Uhm Ji Eun, Park Byeong-Bae, Ahn Myung-Ju, Lee Jeeyun, Ahn Jin Seok, Kim Sang We, Kim Heung-Tae, Lee Jong Seog, Kang Jin Hyung, Cho Jae Yong, Song Hong Suk, Park Se Hoon, Sohn Chang Hak, Shin Sang Won, Choi Jin Hyuck, Park Keunchil
Division of Hematology/Oncology, Department of Medicine, Samsung Medical Center, Sungkyunkwan University School of Medicine, Seoul, Korea.
J Thorac Oncol. 2009 Sep;4(9):1136-43. doi: 10.1097/JTO.0b013e3181b270a7.
Erlotinib (Tarceva, OSI Pharmaceuticals, Melville, NY) is an oral, epidermal growth factor receptor tyrosine kinase inhibitor that has antitumor activity and good tolerability in non-small cell lung cancer (NSCLC). In particular, higher response rates have been reported in Asian patients than in Western patients. The aim of this study conducted by the Korean Cancer Study Group was to evaluate the efficacy and tolerability of erlotinib monotherapy as a palliative treatment for advanced NSCLC patients in Korea.
Patients with histologically or cytologically confirmed stage IIIB or IV NSCLC including recurrent or metastatic disease, with performance status from 0 to 3, were eligible either if they had received any anticancer treatment except epidermal growth factor receptor inhibitors or if they were unsuitable for chemotherapy because of poor performance status. Enrolled patients were treated with oral erlotinib at a dose of 150 mg daily until disease progression or development of intolerable toxicity.
A total of 120 patients were enrolled between January 2005 and May 2006. Forty-four patients (36.7%) were female and 72 patients were current or former smoker. Fifty percent of patients had received one prior palliative chemotherapy regimens and 34.2% had two or more prior palliative regimens. The overall tumor response rate was 24.2% (95% confidence interval [CI], 16.8-32.8%) with 4 complete responses and 25 partial responses, and the disease control rate was 56.7%. The favorable clinical variables for tumor response were female (P = 0.001), never smokers (P = 0.041), and adenocarcinoma (P = 0.001). The most common adverse event was skin rash (78% of which grade 3 or 4 skin rash occurred in 13.3% of the patients). With a median follow-up of 23.6 months, the median time to progression was 2.7 months (95% CI, 2.2-3.2), and the median overall survival was 12.9 months (95% CI, 6.9-18.8).
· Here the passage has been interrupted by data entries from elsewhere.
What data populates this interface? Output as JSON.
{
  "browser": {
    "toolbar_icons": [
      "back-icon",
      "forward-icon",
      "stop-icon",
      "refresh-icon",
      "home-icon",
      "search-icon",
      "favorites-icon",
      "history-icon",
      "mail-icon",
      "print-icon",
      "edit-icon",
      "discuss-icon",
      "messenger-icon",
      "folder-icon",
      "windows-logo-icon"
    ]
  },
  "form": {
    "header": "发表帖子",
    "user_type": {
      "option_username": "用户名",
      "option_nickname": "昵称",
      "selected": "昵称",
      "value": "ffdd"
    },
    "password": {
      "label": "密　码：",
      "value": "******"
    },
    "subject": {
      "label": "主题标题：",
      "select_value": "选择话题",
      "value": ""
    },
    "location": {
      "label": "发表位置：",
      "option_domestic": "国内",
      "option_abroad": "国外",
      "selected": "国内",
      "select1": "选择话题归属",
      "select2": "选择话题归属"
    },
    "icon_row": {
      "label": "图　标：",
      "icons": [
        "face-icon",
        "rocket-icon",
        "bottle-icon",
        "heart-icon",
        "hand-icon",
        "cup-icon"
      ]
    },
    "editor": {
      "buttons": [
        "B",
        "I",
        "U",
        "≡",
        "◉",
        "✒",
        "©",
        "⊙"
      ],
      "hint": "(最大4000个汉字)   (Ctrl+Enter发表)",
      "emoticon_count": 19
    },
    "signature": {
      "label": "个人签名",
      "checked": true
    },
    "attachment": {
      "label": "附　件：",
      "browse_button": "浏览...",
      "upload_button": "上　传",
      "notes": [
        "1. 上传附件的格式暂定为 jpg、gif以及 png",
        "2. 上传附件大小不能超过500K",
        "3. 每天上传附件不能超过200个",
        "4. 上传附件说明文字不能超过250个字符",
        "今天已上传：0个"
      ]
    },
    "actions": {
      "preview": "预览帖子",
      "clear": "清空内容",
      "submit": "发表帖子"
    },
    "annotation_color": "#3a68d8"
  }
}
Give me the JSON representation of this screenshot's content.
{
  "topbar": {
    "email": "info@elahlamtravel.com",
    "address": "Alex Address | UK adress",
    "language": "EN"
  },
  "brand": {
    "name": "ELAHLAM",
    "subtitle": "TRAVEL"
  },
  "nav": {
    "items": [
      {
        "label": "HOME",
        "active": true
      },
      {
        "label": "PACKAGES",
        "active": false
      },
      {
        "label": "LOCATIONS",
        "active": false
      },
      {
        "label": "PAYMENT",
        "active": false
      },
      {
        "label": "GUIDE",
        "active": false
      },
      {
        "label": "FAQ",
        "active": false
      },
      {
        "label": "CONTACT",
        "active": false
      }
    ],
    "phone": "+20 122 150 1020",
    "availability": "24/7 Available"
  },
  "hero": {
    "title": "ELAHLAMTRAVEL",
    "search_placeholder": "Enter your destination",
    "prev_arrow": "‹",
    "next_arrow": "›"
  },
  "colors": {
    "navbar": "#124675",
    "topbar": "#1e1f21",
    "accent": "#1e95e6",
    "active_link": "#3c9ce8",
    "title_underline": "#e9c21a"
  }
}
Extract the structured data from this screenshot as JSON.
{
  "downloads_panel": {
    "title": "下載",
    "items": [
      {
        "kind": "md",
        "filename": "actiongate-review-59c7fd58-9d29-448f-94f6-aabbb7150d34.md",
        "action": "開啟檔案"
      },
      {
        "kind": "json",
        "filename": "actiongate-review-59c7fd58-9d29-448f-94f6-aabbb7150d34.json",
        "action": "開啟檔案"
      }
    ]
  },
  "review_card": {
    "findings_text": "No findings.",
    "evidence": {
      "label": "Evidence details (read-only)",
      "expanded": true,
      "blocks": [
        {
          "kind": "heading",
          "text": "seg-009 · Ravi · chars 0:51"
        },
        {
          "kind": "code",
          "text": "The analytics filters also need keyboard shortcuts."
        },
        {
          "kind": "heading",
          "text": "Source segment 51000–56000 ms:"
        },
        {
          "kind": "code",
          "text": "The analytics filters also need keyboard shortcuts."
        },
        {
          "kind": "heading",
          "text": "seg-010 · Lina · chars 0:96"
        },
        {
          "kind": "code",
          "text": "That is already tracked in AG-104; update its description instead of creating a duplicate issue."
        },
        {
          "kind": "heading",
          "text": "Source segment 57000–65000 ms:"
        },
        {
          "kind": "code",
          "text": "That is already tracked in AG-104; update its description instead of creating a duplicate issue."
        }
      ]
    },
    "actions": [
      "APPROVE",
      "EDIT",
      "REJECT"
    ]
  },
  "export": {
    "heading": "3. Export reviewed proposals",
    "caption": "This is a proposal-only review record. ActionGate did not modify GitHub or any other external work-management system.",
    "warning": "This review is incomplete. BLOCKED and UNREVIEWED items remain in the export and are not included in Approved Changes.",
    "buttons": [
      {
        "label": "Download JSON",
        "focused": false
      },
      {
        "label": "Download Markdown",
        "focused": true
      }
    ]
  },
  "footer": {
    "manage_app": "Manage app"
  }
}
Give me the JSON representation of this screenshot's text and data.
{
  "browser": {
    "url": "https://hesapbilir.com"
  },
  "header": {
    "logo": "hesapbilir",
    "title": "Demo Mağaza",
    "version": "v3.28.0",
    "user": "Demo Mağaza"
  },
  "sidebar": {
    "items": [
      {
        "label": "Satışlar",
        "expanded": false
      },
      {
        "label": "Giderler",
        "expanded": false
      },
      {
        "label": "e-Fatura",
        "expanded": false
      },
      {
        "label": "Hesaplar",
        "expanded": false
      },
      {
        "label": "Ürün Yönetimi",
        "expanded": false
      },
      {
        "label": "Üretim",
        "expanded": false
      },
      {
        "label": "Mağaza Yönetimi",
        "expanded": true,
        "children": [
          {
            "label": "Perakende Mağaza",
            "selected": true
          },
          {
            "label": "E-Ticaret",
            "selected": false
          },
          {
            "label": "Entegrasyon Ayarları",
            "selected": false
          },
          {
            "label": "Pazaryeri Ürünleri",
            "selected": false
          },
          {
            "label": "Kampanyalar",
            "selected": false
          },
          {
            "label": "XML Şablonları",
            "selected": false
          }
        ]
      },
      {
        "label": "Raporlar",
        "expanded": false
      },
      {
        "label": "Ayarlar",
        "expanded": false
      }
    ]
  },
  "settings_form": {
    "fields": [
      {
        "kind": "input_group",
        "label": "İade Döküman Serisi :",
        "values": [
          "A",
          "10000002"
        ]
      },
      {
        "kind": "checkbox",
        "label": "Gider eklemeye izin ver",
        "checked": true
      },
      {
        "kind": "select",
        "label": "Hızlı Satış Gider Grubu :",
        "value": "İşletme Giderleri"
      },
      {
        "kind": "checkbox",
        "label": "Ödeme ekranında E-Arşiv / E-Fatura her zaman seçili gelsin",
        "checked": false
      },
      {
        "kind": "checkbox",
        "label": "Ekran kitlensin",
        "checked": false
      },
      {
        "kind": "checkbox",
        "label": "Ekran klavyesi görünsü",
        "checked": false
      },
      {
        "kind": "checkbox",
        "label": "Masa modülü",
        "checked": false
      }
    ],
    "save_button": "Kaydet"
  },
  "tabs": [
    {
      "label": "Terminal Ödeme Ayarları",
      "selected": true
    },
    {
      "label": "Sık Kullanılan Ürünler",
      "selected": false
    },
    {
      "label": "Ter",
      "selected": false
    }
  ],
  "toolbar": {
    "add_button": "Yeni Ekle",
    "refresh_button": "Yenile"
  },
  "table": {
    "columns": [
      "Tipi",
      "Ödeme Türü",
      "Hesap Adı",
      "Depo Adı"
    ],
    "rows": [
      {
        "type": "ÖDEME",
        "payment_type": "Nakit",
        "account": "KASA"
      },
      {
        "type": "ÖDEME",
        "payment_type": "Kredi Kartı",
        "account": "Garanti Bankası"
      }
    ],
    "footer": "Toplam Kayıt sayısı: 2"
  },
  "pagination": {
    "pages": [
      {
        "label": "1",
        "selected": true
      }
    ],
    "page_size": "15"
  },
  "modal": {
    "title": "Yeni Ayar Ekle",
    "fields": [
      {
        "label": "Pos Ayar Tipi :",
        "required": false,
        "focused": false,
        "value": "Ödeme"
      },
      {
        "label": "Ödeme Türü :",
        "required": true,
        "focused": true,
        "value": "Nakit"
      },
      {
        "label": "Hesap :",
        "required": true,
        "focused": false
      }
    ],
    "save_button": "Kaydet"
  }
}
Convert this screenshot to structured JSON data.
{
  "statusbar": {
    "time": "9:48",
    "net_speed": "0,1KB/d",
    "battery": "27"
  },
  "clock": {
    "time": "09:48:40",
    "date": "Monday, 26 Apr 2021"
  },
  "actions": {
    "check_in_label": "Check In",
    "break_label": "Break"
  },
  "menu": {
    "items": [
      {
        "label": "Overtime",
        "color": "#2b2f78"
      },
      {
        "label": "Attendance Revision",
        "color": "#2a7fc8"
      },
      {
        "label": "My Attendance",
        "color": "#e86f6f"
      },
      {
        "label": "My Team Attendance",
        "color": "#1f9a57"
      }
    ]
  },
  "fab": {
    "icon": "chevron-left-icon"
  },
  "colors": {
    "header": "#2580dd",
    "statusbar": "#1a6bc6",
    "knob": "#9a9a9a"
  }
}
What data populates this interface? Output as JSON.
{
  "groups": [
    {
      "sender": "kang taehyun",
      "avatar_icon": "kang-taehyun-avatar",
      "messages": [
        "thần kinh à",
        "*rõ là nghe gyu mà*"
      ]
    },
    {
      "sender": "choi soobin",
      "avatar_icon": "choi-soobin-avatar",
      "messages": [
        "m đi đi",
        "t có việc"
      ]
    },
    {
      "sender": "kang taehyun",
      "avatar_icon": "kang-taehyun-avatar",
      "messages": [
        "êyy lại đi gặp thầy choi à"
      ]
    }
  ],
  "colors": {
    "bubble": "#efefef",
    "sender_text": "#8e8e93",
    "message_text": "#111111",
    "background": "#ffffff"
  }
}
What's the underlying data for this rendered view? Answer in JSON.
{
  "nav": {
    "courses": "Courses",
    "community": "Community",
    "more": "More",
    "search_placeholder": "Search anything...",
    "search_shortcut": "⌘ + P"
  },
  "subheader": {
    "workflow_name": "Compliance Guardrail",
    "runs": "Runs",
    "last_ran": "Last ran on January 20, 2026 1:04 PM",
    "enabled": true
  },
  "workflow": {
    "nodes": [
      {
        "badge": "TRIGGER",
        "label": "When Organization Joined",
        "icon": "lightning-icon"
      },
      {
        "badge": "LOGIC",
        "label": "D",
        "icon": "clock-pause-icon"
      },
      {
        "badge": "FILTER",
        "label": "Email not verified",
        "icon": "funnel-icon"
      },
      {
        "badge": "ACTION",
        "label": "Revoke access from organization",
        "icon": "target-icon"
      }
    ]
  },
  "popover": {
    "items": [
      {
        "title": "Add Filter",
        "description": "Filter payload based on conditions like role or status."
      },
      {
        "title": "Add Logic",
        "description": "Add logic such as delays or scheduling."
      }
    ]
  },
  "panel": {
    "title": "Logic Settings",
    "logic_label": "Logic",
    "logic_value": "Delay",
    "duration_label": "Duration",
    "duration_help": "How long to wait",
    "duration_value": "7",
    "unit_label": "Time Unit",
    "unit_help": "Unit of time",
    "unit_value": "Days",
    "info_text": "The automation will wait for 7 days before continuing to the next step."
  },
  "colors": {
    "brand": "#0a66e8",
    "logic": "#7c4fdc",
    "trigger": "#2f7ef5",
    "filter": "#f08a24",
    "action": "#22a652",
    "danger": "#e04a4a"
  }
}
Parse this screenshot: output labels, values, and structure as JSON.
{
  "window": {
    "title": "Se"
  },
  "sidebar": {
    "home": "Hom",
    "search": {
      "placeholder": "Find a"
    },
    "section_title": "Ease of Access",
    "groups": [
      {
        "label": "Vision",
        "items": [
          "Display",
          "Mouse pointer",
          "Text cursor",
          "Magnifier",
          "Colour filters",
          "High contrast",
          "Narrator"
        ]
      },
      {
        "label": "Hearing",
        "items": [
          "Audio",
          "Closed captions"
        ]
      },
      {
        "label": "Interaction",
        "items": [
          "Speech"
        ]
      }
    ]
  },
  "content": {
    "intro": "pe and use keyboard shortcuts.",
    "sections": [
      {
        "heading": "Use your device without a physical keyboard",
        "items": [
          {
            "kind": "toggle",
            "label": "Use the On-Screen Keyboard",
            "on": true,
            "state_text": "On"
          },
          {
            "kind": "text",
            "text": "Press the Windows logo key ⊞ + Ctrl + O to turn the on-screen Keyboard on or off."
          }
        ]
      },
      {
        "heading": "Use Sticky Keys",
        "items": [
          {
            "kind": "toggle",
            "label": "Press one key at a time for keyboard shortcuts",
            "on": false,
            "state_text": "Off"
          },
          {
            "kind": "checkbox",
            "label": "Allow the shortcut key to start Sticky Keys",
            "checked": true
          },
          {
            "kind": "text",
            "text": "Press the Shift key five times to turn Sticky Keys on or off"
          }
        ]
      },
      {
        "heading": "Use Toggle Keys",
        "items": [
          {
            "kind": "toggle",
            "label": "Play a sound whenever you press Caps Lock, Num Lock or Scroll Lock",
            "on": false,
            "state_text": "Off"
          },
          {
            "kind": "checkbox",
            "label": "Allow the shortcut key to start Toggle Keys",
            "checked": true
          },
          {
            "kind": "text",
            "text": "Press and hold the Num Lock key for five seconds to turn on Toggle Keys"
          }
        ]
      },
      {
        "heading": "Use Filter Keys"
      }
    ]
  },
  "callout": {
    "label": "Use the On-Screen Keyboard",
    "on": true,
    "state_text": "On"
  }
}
By multivariate analysis, female and development of skin rash were significantly associated with longer time to progression and overall survival.
Erlotinib monotherapy showed significant antitumor activity and an acceptable tolerability profile as a palliative treatment in advanced NSCLC patients in Korea, especially in females, never smokers, and patients with adenocarcinoma histology.
厄洛替尼(特罗凯,OSI制药公司,纽约州梅尔维尔)是一种口服的表皮生长因子受体酪氨酸激酶抑制剂,在非小细胞肺癌(NSCLC)中具有抗肿瘤活性且耐受性良好。特别是,据报道亚洲患者的缓解率高于西方患者。韩国癌症研究小组开展这项研究的目的是评估厄洛替尼单药作为韩国晚期NSCLC患者姑息治疗的疗效和耐受性。
组织学或细胞学确诊为IIIB期或IV期NSCLC(包括复发或转移性疾病)、体能状态为0至3的患者,如果他们接受过除表皮生长因子受体抑制剂之外的任何抗癌治疗,或者因体能状态差而不适合化疗,则符合入选标准。入选患者接受口服厄洛替尼治疗,剂量为每日150毫克,直至疾病进展或出现无法耐受的毒性。
2005年1月至2006年5月期间共纳入120例患者。44例(36.7%)为女性,72例为现吸烟者或既往吸烟者。50%的患者接受过一种既往姑息化疗方案,34.2%的患者接受过两种或更多种既往姑息方案。总体肿瘤缓解率为24.2%(95%置信区间[CI],16.8 - 32.8%),其中4例完全缓解,25例部分缓解,疾病控制率为56.7%。肿瘤缓解的有利临床变量为女性(P = 0.001)、从不吸烟者(P = 0.041)和腺癌(P = 0.001)。最常见的不良事件是皮疹(其中78%为3级或4级皮疹出现在13.3%的患者中)。中位随访23.6个月,中位疾病进展时间为2.7个月(95% CI,2.2 - 3.2),中位总生存期为12.9个月(95% CI,6.9 - 1 .8)。通过多因素分析,女性和皮疹的出现与更长的疾病进展时间和总生存期显著相关。
在韩国晚期NSCLC患者中,厄洛替尼单药作为姑息治疗显示出显著的抗肿瘤活性和可接受的耐受性,尤其是在女性、从不吸烟者以及腺癌组织学类型的患者中。